McCoy, who turns 39 this year, has been crowned champion for the last 17 seasons and now stands less than 200 winners shy of the 4,000 mark with his 18th title already on the horizon.
Speaking to BBC Radio 5 Live Sport as part of a special programme entitled 'A Different Breed: The Life of a Jump Jockey', McCoy admitted even considering retirement was a "horrible thought".
He said: "I get asked that question (how long he can go on for) quite a lot. I get asked it a lot more since I won the Grand National. When I won the National it came up in conversation quite a bit.
"I'm very aware that time is the enemy of every sportsperson and I have been very lucky that I have been champion jockey since the first year I was riding. I was champion conditional the first year and have been champion jockey every year since.

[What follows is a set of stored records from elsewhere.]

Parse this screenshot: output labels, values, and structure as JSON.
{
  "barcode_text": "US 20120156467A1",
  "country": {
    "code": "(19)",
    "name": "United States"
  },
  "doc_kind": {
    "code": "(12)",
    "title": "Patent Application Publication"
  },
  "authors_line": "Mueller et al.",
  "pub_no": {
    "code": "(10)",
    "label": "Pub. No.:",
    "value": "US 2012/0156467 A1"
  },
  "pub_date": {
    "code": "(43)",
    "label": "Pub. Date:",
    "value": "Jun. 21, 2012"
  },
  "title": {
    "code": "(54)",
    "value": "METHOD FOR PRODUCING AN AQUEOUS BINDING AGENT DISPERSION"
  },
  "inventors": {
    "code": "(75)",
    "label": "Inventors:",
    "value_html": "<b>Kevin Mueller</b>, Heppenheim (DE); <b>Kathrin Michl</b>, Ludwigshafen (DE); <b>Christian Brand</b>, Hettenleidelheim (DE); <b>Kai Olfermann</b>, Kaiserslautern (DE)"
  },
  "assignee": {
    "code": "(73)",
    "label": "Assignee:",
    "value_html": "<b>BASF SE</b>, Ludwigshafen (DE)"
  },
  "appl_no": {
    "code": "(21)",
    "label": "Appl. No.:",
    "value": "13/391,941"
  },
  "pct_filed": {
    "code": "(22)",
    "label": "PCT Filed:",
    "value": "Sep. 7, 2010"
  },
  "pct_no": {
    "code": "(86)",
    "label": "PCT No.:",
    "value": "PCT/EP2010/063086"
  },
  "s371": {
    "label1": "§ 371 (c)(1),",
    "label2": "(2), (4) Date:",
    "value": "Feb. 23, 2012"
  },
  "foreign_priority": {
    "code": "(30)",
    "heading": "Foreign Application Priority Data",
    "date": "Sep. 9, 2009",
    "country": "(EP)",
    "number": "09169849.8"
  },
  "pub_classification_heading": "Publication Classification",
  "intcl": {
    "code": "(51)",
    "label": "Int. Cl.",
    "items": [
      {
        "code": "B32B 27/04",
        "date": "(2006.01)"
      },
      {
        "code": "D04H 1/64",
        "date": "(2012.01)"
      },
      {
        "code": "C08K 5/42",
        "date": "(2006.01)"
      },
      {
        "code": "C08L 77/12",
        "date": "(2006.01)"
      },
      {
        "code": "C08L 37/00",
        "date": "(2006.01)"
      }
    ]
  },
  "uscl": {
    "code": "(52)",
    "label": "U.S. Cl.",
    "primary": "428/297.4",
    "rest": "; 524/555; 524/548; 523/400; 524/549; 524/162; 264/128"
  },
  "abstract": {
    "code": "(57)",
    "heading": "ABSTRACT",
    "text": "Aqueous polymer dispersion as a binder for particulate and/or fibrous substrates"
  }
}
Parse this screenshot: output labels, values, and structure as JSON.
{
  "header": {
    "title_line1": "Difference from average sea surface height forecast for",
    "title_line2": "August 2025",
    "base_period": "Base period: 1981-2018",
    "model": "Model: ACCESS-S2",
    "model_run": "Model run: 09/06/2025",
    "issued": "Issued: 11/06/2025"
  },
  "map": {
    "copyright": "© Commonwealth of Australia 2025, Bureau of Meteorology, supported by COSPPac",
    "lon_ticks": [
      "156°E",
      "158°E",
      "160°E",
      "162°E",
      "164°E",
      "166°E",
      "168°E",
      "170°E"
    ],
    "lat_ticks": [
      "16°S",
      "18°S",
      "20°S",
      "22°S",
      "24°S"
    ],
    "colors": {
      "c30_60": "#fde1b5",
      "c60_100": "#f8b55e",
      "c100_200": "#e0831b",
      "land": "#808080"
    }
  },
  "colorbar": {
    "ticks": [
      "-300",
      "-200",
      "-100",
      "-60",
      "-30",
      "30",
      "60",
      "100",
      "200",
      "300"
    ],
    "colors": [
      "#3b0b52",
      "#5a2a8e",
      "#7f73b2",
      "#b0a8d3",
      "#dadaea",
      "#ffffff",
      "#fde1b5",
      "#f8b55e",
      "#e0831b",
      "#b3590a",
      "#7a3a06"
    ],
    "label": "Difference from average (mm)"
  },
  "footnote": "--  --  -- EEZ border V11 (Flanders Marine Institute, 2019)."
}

"As I said, I do like to set myself targets and goals, and at the moment that (4,000) is the goal. Who knows what happens after that but I am fully aware that I don't want to carry on too long and have people thinking I'm not as good as I was or I shouldn't be riding any more or past my best
"I haven't got that far yet (in thinking about his post-racing career). Obviously I'd like to stay in racing as it's been good to me, it's a great way of life, a great sport and there's great people in racing. But what, whether it be a trainer, I'm not sure. I've been riding for the best part of 20 years and if you want to be successful you have to give it 100% commitment - it has to be an obsession.
"That's the way sport is - you have to be obsessed with it. Whether I can put myself through that, of wanting to be obsessed with something as much as I have been riding, I don't know whether that would be fair to put anyone through the obsession of wanting to do that.
"Then you have to have the ambition, I always said I thought I'd be more interested in training Flat horses but then you have to take on Aidan O'Brien, John Gosden, Richard Hannon, whoever it may be and if you don't want to take them on you shouldn't be doing it.
"Whether it would be for me or not, I don't know, it's not something I've really thought about. Whether I would be ready to jump out of the fire, I'm not sure I'd be able to do that. I've always thought if I'm thinking about doing things other than riding then maybe I shouldn't be riding.
"At the same time I'm aware that mentally I'll have to do something. I can't not work, I can't just sit in the house all day and look at what's gone on in the past. I'll have to get something that would hopefully motivate me and I'll find interesting but there's never going to be anything to replace the adrenalin of the life you have as a jockey.
"But if I can get something to keep me sane, I'll be fairly happy. It's the day I'm looking forward to least. I am dreading the day I won't be able to ride any more.
"I hope that I can retire at the top of my profession and in one piece, injury free, but I'd be lying if I said I didn't dread it. It's a great way of life, it's something that I love doing but I'm aware I can't keep doing it forever. It's a horrible thought."
'A Different Breed: The Life of a Jump Jockey' will be broadcast on BBC 5 Live Sport with Mark Pougatch on Tuesday from 1930.